M Evans et al. J Intern Med. 2011 Mar.
Free article

Erratum in

  • J Intern Med. 2011 Jul;270(1):85-6

Abstract

Objective: To investigate how the timing of dialysis initiation is associated with mortality.

Design: Population-based, prospective, observational cohort study.

Setting: Clinical laboratories (n = 69) provided information on all patients in Sweden whose serum creatinine level for the first time and exceeded 3.4 mg dL(-1) (men) or 2.8 mg dL(-1) (women) between 20 May 1996 and 31 May 1998.

Subjects: All patients (n = 901), aged 18-74 years, in whom the cause of serum creatinine elevation was chronic kidney disease, were included in the study; participants were interviewed and followed for 5-7 years.

Main outcome measures: Information on date of death was obtained from a national Swedish population register. Early-start dialysis [estimated glomerular filtration rate from serum creatinine (eGFR) ≥7.5 mL min(-1) per 1.73 m(2)] was compared to late start of dialysis (eGFR <7.5 mL min(-1) per 1.73 m(2)), and no dialysis. Relative risk [hazard ratio (HR)] of death was modelled with time-dependent multivariate Cox proportional hazards regression.

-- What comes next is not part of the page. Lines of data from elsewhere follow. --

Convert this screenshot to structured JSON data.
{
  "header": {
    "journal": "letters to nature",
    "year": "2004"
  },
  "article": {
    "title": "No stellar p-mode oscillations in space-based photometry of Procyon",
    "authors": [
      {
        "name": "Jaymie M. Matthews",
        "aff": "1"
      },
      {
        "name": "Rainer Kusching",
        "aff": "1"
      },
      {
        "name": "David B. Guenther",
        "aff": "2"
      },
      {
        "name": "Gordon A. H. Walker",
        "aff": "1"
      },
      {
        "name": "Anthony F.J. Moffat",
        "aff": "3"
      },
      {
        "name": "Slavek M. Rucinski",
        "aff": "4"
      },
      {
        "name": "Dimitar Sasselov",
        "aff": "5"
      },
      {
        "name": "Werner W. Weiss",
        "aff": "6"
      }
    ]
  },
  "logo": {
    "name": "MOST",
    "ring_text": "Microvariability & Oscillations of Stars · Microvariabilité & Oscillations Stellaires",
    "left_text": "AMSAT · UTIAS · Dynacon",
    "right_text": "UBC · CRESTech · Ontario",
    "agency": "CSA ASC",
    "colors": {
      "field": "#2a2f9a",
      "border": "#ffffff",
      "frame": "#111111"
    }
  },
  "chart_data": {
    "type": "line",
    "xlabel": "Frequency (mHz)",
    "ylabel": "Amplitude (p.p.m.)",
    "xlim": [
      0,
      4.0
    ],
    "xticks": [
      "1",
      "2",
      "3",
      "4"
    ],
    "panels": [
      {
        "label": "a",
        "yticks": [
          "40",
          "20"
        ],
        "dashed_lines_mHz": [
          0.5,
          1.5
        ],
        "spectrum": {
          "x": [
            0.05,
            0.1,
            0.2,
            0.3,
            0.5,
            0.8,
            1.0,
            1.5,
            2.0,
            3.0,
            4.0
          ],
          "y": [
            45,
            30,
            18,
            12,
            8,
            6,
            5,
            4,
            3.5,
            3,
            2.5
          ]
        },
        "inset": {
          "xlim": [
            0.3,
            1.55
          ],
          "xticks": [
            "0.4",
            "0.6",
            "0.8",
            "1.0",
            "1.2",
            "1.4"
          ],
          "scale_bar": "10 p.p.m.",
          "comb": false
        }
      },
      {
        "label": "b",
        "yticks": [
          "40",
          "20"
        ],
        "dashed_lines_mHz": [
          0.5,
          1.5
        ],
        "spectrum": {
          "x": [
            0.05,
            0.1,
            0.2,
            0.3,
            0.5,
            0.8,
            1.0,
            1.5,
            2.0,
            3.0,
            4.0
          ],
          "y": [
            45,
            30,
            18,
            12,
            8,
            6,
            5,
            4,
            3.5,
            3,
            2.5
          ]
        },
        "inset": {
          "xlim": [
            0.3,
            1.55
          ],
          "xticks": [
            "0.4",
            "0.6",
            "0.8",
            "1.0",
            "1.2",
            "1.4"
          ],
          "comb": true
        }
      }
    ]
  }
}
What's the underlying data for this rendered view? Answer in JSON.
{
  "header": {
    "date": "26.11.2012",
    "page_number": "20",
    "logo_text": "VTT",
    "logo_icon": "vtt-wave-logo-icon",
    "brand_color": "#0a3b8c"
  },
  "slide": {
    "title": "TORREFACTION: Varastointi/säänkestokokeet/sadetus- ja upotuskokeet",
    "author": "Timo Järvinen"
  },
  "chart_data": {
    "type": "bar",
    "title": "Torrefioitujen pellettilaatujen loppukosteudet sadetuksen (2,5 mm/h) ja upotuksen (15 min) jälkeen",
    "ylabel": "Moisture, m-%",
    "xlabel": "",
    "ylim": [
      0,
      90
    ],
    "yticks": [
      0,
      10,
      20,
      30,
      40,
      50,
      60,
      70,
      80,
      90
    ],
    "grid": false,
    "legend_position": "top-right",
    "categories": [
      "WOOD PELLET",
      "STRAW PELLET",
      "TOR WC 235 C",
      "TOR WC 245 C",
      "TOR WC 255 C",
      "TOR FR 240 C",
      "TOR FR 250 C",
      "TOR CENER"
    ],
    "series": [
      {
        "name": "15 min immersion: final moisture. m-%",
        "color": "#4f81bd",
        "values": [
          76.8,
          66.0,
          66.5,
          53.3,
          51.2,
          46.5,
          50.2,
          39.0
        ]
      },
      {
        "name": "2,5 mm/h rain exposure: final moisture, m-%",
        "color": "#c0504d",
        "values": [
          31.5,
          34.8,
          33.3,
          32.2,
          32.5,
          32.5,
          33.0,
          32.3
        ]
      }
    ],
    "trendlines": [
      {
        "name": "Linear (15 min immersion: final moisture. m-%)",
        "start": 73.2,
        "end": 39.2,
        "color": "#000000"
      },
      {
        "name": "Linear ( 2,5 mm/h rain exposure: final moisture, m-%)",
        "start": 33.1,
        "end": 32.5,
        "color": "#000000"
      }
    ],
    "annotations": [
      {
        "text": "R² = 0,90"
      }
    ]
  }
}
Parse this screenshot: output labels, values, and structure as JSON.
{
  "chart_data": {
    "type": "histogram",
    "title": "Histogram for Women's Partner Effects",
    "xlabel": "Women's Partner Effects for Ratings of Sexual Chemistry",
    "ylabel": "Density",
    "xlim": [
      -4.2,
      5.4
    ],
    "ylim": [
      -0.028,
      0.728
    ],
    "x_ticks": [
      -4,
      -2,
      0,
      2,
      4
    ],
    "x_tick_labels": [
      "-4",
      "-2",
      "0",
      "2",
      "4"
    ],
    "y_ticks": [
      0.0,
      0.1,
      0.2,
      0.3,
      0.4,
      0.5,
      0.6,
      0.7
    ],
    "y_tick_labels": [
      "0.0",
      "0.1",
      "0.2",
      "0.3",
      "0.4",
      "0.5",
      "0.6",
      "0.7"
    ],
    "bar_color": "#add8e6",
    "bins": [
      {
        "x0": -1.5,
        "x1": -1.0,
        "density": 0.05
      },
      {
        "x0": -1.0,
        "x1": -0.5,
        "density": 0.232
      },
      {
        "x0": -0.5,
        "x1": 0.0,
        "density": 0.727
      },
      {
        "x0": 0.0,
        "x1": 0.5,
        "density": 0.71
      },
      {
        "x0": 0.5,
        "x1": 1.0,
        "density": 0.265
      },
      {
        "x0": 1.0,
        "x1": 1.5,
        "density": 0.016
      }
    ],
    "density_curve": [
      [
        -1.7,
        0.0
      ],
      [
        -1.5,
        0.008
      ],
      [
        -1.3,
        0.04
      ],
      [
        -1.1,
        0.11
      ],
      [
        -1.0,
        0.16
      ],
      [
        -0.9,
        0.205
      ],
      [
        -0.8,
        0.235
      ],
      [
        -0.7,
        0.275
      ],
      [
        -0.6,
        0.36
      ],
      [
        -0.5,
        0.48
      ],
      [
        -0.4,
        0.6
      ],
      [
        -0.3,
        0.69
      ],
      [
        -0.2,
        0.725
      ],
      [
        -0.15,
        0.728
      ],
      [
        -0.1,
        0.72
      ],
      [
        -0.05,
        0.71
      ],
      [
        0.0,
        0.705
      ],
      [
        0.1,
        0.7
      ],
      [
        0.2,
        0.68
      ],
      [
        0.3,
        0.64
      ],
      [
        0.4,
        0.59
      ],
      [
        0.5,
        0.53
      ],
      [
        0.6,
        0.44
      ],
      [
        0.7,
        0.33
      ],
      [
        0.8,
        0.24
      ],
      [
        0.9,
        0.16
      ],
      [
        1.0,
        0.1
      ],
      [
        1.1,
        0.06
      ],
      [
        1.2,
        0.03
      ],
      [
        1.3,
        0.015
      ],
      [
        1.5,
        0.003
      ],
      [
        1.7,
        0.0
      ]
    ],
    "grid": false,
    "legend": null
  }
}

Results: Mean eGFR was 16.1 mL min(-1) per 1.73 m(2) at inclusion and 7.6 mL min(-1) per 1.73 m(2) at the start of dialysis. Among the 385 patients who started dialysis late, 36% died during follow-up compared to 52% of 323 who started early. The adjusted HR for death was 0.84 [95% confidence interval (CI) 0.64, 1.10] among late versus early starters. The mortality among nondialysed patients increased significantly at eGFR below 7.5 mL min(-1) per 1.73 m(2) (HR 4.65; 95% CI 2.28, 9.49; compared to eGFR 7.5-10 mL min(-1) per 1.73 m(2)). After the start of dialysis, the mortality rate further increased. Compared to nondialysed patients with eGFR ≤15 mL min(-1) per 1.73 m(2), adjusted HR was 2.65 (95% CI 1.80, 3.89) for patients receiving dialysis.

Conclusion: We found no survival benefit from early initiation of dialysis.